Madem güvencesizlik bu kentin kanayan yarası olmuştur.
Madem güvencesiz çalıştırma ve kentsel dönüşüm eş zamanlı olarak girmiştir kent hayatına.
Madem bu kente Seyhan Nehri’nin ve baraj gölünün kokusu hâkimdir; madem kent iki su kanalıyla boydan boya ayrılmakta ve kentsel estetik bu ayrılmışlıktan kaynaklanmaktadır.
Madem ‘göç yollarındadır’ bu kent; Kürtler, Araplar, Aleviler ve bilcümle bizim olanlar yaşamaktadır yoksul mahallelerde.
Başa beladır buralar, başa çıkılması zordur buralarla; arabaların bile giremediği dar sokaklara hayaller, umutlar sığdırıyorsa bir halk, ya o sokakları kapatmak lazımdır ya da umudu karartmak.
Saldırının hedefi bellidir: Mahalleler yoksullardan, işyerleri işçilerden arındırılacaktır.
Adana gibi sudan ve yeşilden ibaret bir kente zenginler için bina yapan TOKİ’nin gözünü dikmesi bundandır.

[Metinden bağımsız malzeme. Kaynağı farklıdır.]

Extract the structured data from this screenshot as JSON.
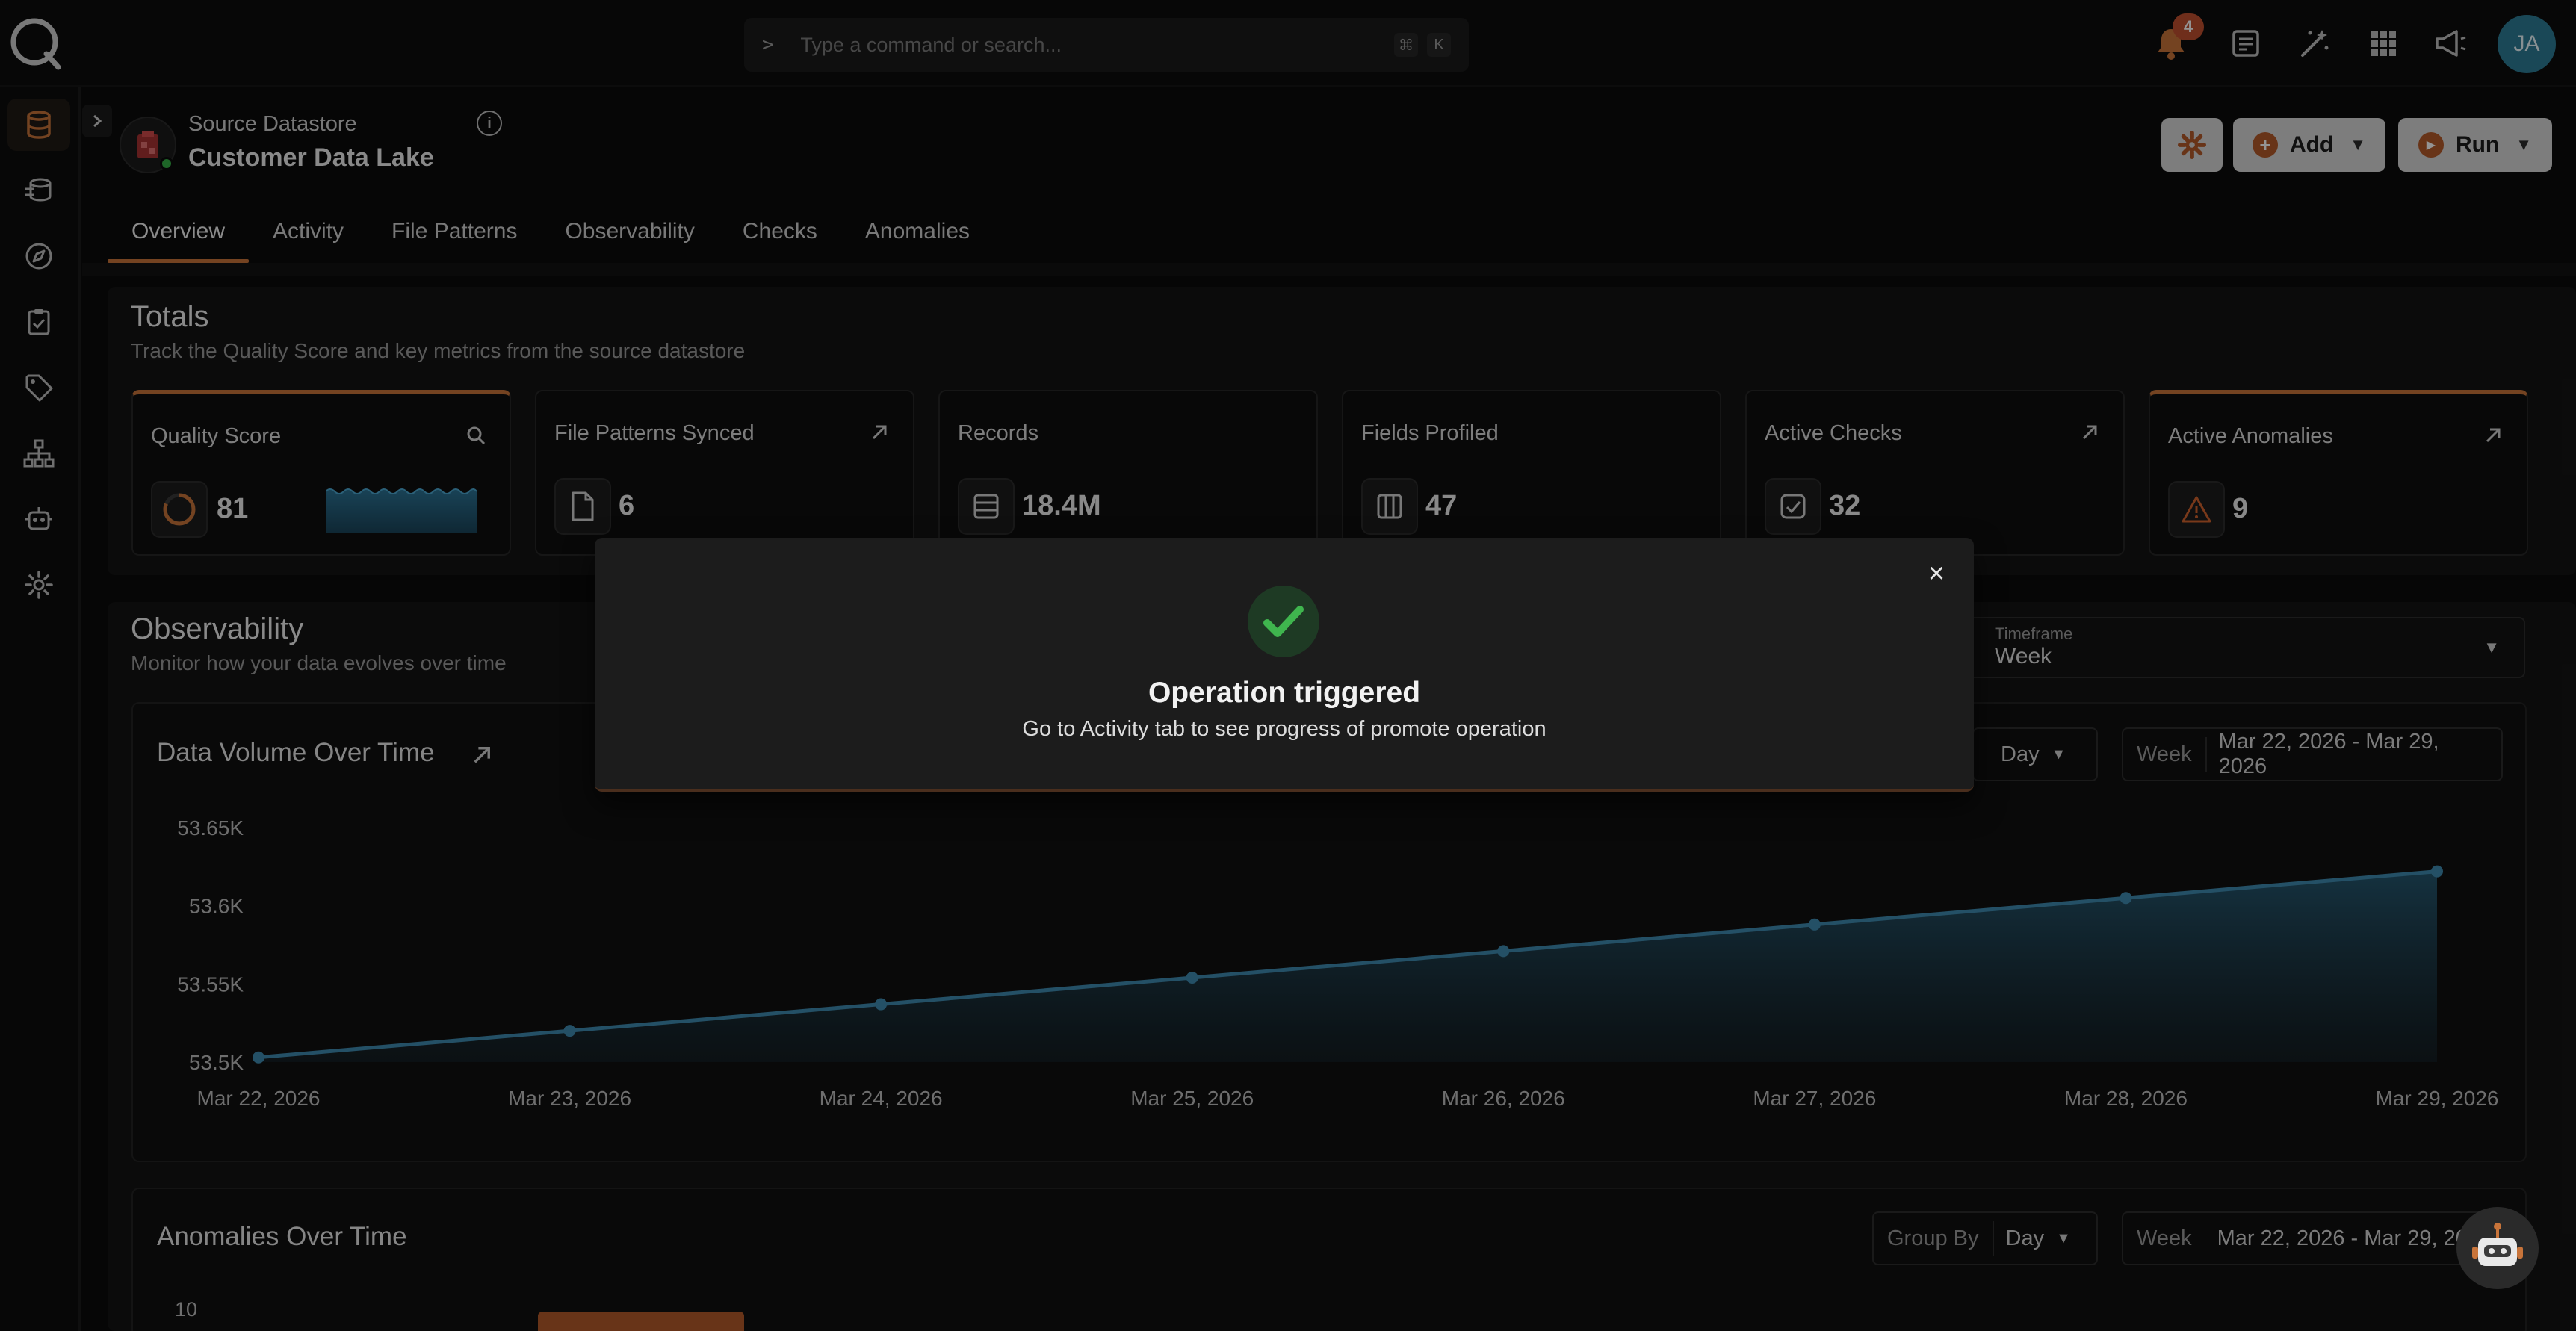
{
  "search": {
    "placeholder": "Type a command or search...",
    "kbd_cmd": "⌘",
    "kbd_key": "K"
  },
  "notifications": {
    "count": "4"
  },
  "user": {
    "initials": "JA"
  },
  "sidebar": {
    "items": [
      {
        "icon": "database-icon",
        "active": true
      },
      {
        "icon": "data-stack-icon"
      },
      {
        "icon": "compass-icon"
      },
      {
        "icon": "clipboard-check-icon"
      },
      {
        "icon": "tag-icon"
      },
      {
        "icon": "hierarchy-icon"
      },
      {
        "icon": "robot-icon"
      },
      {
        "icon": "gear-icon"
      }
    ]
  },
  "datastore": {
    "type": "Source Datastore",
    "name": "Customer Data Lake"
  },
  "header_buttons": {
    "add": "Add",
    "run": "Run"
  },
  "tabs": [
    "Overview",
    "Activity",
    "File Patterns",
    "Observability",
    "Checks",
    "Anomalies"
  ],
  "totals": {
    "title": "Totals",
    "subtitle": "Track the Quality Score and key metrics from the source datastore",
    "cards": [
      {
        "label": "Quality Score",
        "value": "81"
      },
      {
        "label": "File Patterns Synced",
        "value": "6"
      },
      {
        "label": "Records",
        "value": "18.4M"
      },
      {
        "label": "Fields Profiled",
        "value": "47"
      },
      {
        "label": "Active Checks",
        "value": "32"
      },
      {
        "label": "Active Anomalies",
        "value": "9"
      }
    ]
  },
  "observability": {
    "title": "Observability",
    "subtitle": "Monitor how your data evolves over time",
    "timeframe_label": "Timeframe",
    "timeframe_value": "Week"
  },
  "volume_chart_header": {
    "title": "Data Volume Over Time",
    "group_value": "Day",
    "period_label": "Week",
    "range": "Mar 22, 2026 - Mar 29, 2026"
  },
  "chart_data": {
    "type": "area",
    "title": "Data Volume Over Time",
    "x": [
      "Mar 22, 2026",
      "Mar 23, 2026",
      "Mar 24, 2026",
      "Mar 25, 2026",
      "Mar 26, 2026",
      "Mar 27, 2026",
      "Mar 28, 2026",
      "Mar 29, 2026"
    ],
    "values": [
      53503,
      53520,
      53537,
      53554,
      53571,
      53588,
      53605,
      53622
    ],
    "yticks": [
      "53.65K",
      "53.6K",
      "53.55K",
      "53.5K"
    ],
    "ylim": [
      53500,
      53650
    ],
    "color": "#3e8bb0"
  },
  "anomalies_chart": {
    "title": "Anomalies Over Time",
    "group_label": "Group By",
    "group_value": "Day",
    "period_label": "Week",
    "range": "Mar 22, 2026 - Mar 29, 2026",
    "y_top": "10"
  },
  "modal": {
    "title": "Operation triggered",
    "message": "Go to Activity tab to see progress of promote operation",
    "close": "×"
  },
  "colors": {
    "accent": "#c8743a",
    "success": "#3fb54e",
    "chart": "#3e8bb0"
  }
}
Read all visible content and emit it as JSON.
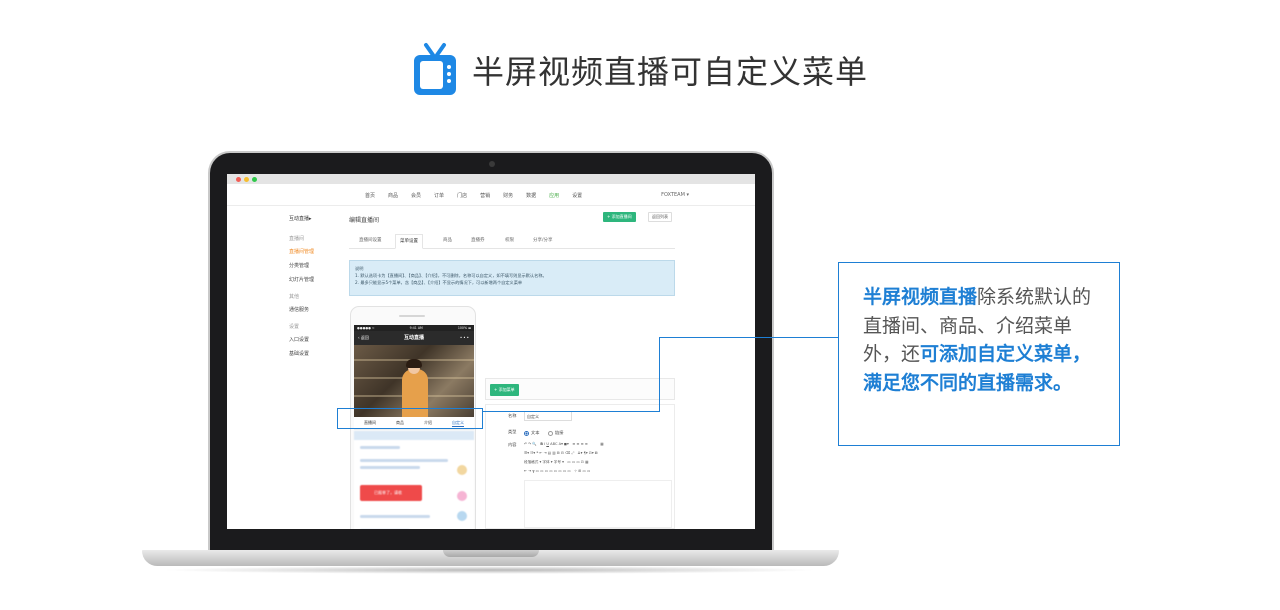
{
  "headline": {
    "title": "半屏视频直播可自定义菜单",
    "icon": "tv-icon",
    "icon_color": "#1e88e5"
  },
  "browser": {
    "traffic_lights": [
      "#f25d55",
      "#f6be2f",
      "#2fc84a"
    ]
  },
  "admin": {
    "nav": [
      "首页",
      "商品",
      "会员",
      "订单",
      "门店",
      "营销",
      "财务",
      "数据",
      "应用",
      "设置"
    ],
    "nav_active": "应用",
    "account": "FOXTEAM ▾",
    "sidebar": {
      "module": "互动直播▸",
      "sections": [
        {
          "title": "直播间",
          "items": [
            {
              "label": "直播间管理",
              "active": true
            },
            {
              "label": "分类管理",
              "active": false
            },
            {
              "label": "幻灯片管理",
              "active": false
            }
          ]
        },
        {
          "title": "其他",
          "items": [
            {
              "label": "通信服务",
              "active": false
            }
          ]
        },
        {
          "title": "设置",
          "items": [
            {
              "label": "入口设置",
              "active": false
            },
            {
              "label": "基础设置",
              "active": false
            }
          ]
        }
      ]
    },
    "page_title": "编辑直播间",
    "add_room_button": "+ 添加直播间",
    "back_button": "返回列表",
    "tabs": [
      "直播间设置",
      "菜单设置",
      "商品",
      "直播券",
      "权限",
      "分享/分享"
    ],
    "active_tab": "菜单设置",
    "notice": {
      "title": "说明",
      "line1": "1. 默认选项卡为【直播间】、【商品】、【介绍】，不可删除，名称可以自定义，如不填写则显示默认名称。",
      "line2": "2. 最多只能显示5个菜单，含【商品】、【介绍】不显示的情况下，可以新增两个自定义菜单"
    },
    "add_menu_button": "+ 添加菜单",
    "editor": {
      "name_label": "名称",
      "name_value": "自定义",
      "type_label": "类型",
      "type_options": [
        "文本",
        "链接"
      ],
      "content_label": "内容",
      "toolbar_row3": "段落格式 ▾  字体 ▾  字号 ▾"
    }
  },
  "phone": {
    "status_left": "●●●●● ≈",
    "status_time": "9:41 AM",
    "status_right": "100% ▬",
    "back_label": "返回",
    "header_title": "互动直播",
    "more": "•••",
    "tabs": [
      "直播间",
      "商品",
      "介绍",
      "自定义"
    ],
    "active_tab": "自定义",
    "chat_button": "已报单了，请收"
  },
  "callout": {
    "hl1": "半屏视频直播",
    "text1": "除系统默认的直播间、商品、介绍菜单外，还",
    "hl2": "可添加自定义菜单，满足您不同的直播需求。",
    "accent": "#1e7fd4"
  }
}
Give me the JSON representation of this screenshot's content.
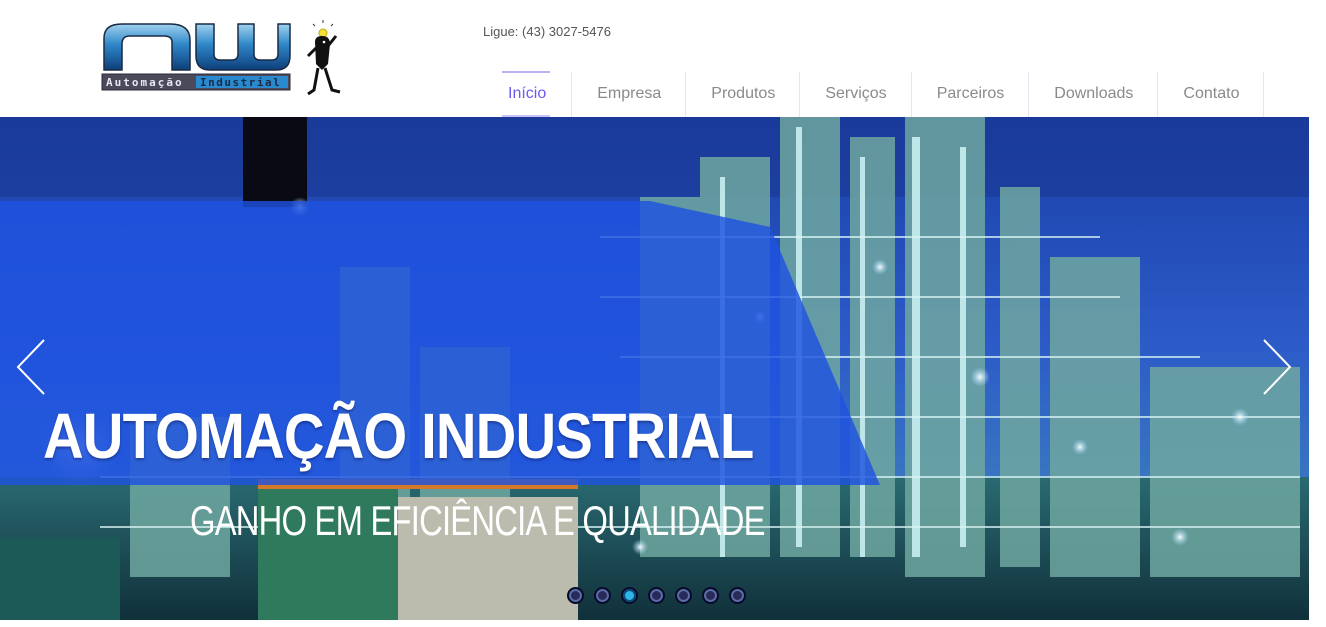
{
  "header": {
    "phone": "Ligue: (43) 3027-5476",
    "logo": {
      "brand": "nw",
      "tagline": "Automação Industrial"
    }
  },
  "nav": {
    "items": [
      {
        "label": "Início",
        "active": true
      },
      {
        "label": "Empresa",
        "active": false
      },
      {
        "label": "Produtos",
        "active": false
      },
      {
        "label": "Serviços",
        "active": false
      },
      {
        "label": "Parceiros",
        "active": false
      },
      {
        "label": "Downloads",
        "active": false
      },
      {
        "label": "Contato",
        "active": false
      }
    ]
  },
  "slider": {
    "headline": "AUTOMAÇÃO INDUSTRIAL",
    "subline": "GANHO EM EFICIÊNCIA E QUALIDADE",
    "slide_count": 7,
    "active_slide": 3,
    "prev_icon": "chevron-left-icon",
    "next_icon": "chevron-right-icon"
  },
  "colors": {
    "nav_active": "#6a5af0",
    "nav_text": "#8a8a8a",
    "banner_blue": "#1f52e0",
    "dot_active": "#2fb6e8"
  }
}
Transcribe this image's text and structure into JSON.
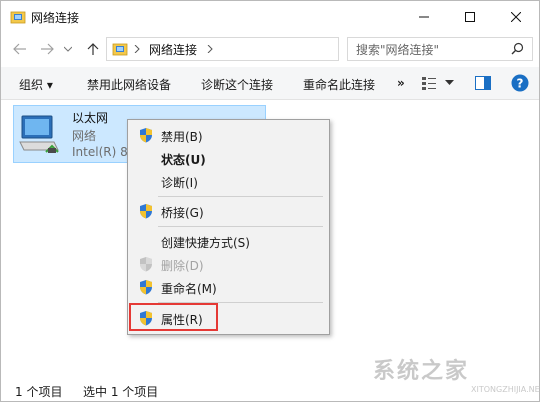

Taşeron şirketlerin kenti hallaç pamuğu gibi atması bundandır.
Ve bundandır, bizimkilerin yoksul mahallelere uğrak vermesi, taşeron işçileriyle kaderlerini birleştirmesi.
İsmetpaşa ve Barış mahallesini TOKİ marifetiyle teslim almaya yeminli Seyhan Belediye Başkanının bizimkileri “provokatör” ilan edip gözaltına aldırmasıyla, Balcalı’da taşeron işçileriyle bizimkilerin polis tarafından derdest edilip gözaltına alınması arasındaki ilişki aslında kentin geleceğini kimin belirleyeceğine dairdir.
Ya yoksullar, taşeron işçileri, Halkevciler kazanacaktır ya da zenginler, taşeron şirketleri, AKP’liler.
Başa dönelim; Nazım Hikmet’e öykünmeye devam edelim.
Halkevciler bu memleketin Benercileridir; Kalküta’yı ayağa kaldıran onlardır.
Yoksulların başı ne zaman sıkışsa, çaldıkları Halkevi’nin kapısıdır.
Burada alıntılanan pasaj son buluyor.